Close documents the appearance of his sitters (who are usually his friends or relatives), or of their photographs, in such a way that his paintings represent people as pieces of the physical world. His work is not a personal vision but an effort to make explicit the positivistic bias of the camera's supposedly objective view.

In recent years, Close has been experimenting with various ways of rehumanizing photographic information about the human face. The most resourceful and significant technique he has hit upon is the direct use of his own fingerprints.

In ''Arne (second version),'' for example, Close has used his original photograph as a map of gray tones to guide his slow assembly of the image with innumerable touches of a finger moistened with lithographic ink. What he has done is subject a photograph to a process of hand-mediation.

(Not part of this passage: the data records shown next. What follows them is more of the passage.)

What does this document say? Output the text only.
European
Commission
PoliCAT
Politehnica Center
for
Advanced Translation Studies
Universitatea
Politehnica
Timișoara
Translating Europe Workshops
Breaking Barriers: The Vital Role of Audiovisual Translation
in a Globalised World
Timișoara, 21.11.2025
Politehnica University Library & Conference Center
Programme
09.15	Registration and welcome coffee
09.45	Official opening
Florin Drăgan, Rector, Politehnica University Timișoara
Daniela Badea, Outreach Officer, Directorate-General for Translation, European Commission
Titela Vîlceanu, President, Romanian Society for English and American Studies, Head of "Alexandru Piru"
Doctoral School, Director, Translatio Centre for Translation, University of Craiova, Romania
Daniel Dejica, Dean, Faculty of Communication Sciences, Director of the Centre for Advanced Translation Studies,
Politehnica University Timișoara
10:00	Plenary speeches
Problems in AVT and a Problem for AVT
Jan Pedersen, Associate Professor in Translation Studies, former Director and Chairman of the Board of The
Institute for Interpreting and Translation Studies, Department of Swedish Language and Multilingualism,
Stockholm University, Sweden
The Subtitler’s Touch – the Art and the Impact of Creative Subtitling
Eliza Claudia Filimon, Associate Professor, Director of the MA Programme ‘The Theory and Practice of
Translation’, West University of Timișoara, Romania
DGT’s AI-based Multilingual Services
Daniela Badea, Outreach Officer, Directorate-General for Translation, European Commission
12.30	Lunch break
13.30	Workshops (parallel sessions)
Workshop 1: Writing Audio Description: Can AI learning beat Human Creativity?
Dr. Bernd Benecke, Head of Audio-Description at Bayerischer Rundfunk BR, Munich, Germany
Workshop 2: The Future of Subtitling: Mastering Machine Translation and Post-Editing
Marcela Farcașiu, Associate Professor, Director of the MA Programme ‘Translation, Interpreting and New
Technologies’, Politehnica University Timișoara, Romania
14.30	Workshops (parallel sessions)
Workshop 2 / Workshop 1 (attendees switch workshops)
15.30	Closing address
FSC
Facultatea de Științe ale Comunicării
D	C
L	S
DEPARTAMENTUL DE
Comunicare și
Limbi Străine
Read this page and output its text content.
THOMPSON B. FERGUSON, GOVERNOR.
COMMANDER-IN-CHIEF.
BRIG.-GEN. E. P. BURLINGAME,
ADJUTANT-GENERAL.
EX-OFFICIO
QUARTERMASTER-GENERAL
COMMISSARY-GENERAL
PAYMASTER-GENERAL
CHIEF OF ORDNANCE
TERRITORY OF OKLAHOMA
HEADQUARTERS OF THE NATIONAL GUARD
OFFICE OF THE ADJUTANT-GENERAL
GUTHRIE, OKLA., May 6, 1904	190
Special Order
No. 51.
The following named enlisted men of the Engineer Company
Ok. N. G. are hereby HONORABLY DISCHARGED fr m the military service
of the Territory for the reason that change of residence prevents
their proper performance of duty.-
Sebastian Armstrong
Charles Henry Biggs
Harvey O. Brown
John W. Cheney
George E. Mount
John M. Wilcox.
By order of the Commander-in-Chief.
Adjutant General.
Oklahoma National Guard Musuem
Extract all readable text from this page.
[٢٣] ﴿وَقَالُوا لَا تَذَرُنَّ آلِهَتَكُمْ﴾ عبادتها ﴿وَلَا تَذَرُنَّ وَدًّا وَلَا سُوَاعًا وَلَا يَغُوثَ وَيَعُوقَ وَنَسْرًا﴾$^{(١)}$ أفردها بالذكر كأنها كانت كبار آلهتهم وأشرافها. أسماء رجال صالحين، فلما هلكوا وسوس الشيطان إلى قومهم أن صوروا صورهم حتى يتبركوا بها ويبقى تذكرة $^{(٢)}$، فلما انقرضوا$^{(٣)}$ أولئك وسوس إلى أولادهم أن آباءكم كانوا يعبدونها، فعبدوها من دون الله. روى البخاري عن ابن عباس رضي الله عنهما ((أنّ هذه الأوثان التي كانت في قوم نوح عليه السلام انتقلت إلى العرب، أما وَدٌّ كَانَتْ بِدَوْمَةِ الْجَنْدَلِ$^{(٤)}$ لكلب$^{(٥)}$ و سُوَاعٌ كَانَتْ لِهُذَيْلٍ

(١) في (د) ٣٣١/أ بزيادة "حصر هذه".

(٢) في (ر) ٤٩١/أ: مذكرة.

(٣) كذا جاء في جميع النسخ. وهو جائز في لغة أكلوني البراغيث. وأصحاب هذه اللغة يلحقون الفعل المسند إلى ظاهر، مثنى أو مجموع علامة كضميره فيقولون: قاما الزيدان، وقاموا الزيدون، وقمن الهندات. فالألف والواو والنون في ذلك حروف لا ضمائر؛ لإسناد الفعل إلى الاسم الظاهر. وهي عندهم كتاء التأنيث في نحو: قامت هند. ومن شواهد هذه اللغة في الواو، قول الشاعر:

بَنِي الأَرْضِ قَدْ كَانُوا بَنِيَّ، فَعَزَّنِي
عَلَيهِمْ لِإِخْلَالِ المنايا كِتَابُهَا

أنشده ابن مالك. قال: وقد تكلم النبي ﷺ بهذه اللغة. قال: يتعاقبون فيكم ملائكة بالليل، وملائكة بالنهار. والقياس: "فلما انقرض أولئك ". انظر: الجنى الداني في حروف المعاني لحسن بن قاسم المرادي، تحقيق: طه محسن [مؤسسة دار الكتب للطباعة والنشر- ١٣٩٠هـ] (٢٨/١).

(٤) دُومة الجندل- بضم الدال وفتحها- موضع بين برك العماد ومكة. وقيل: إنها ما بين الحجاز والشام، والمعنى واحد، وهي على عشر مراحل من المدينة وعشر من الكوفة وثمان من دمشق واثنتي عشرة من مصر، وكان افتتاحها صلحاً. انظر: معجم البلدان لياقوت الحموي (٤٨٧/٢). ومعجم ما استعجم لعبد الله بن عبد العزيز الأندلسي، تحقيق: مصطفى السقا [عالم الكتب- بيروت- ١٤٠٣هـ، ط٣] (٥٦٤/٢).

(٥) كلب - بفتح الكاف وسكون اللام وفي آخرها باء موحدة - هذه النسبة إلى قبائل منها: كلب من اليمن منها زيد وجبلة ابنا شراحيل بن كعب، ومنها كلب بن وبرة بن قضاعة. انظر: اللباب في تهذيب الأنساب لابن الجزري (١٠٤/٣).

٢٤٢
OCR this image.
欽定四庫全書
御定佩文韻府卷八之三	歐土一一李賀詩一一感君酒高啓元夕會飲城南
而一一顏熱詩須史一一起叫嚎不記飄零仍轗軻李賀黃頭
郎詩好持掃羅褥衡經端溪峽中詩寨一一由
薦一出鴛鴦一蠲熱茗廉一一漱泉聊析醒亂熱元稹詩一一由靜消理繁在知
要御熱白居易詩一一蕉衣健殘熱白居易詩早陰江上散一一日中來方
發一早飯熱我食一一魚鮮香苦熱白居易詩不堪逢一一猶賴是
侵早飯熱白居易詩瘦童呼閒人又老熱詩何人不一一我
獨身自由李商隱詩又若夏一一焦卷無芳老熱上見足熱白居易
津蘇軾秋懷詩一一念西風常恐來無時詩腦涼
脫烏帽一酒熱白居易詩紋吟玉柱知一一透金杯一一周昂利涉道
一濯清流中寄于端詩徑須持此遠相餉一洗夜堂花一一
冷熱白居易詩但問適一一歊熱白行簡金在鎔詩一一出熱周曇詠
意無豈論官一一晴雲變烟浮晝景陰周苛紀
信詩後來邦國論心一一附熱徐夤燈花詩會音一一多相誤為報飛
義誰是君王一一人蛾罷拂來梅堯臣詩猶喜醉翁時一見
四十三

The final image has the photograph's feeling of instantaneousness and nearly its range of grays, but the surface of the page flickers with the artist's touch in a way that no photograph ever can. The instantaneous look of the photographic image belies the painstaking process of accumulating fingerprints precisely on the page. The fingerprint technique breaks the single photographic act into countless drawing decisions.

There is some wit in Close's technique, for he has made literal the popular notion that an artist's handiwork bears his characteristic manner of execution, his ''fingerprints.'' At the same time, he has devised a way of making drawings without line and without traditional drawing tools.

It is literally true, as well, that his fingerprint drawings have a touching quality not seen in his large paintings. The technique itself has a constancy of scale not inherent in painting or photography. And the legibility of the fingerprints is a constant reminder of the pictorial subject's humanity.

Finally, there is a kind of childlikeness, almost an innocence, to the fingerprint technique that seems to attest the artist's reluctance to judge the people he pictures.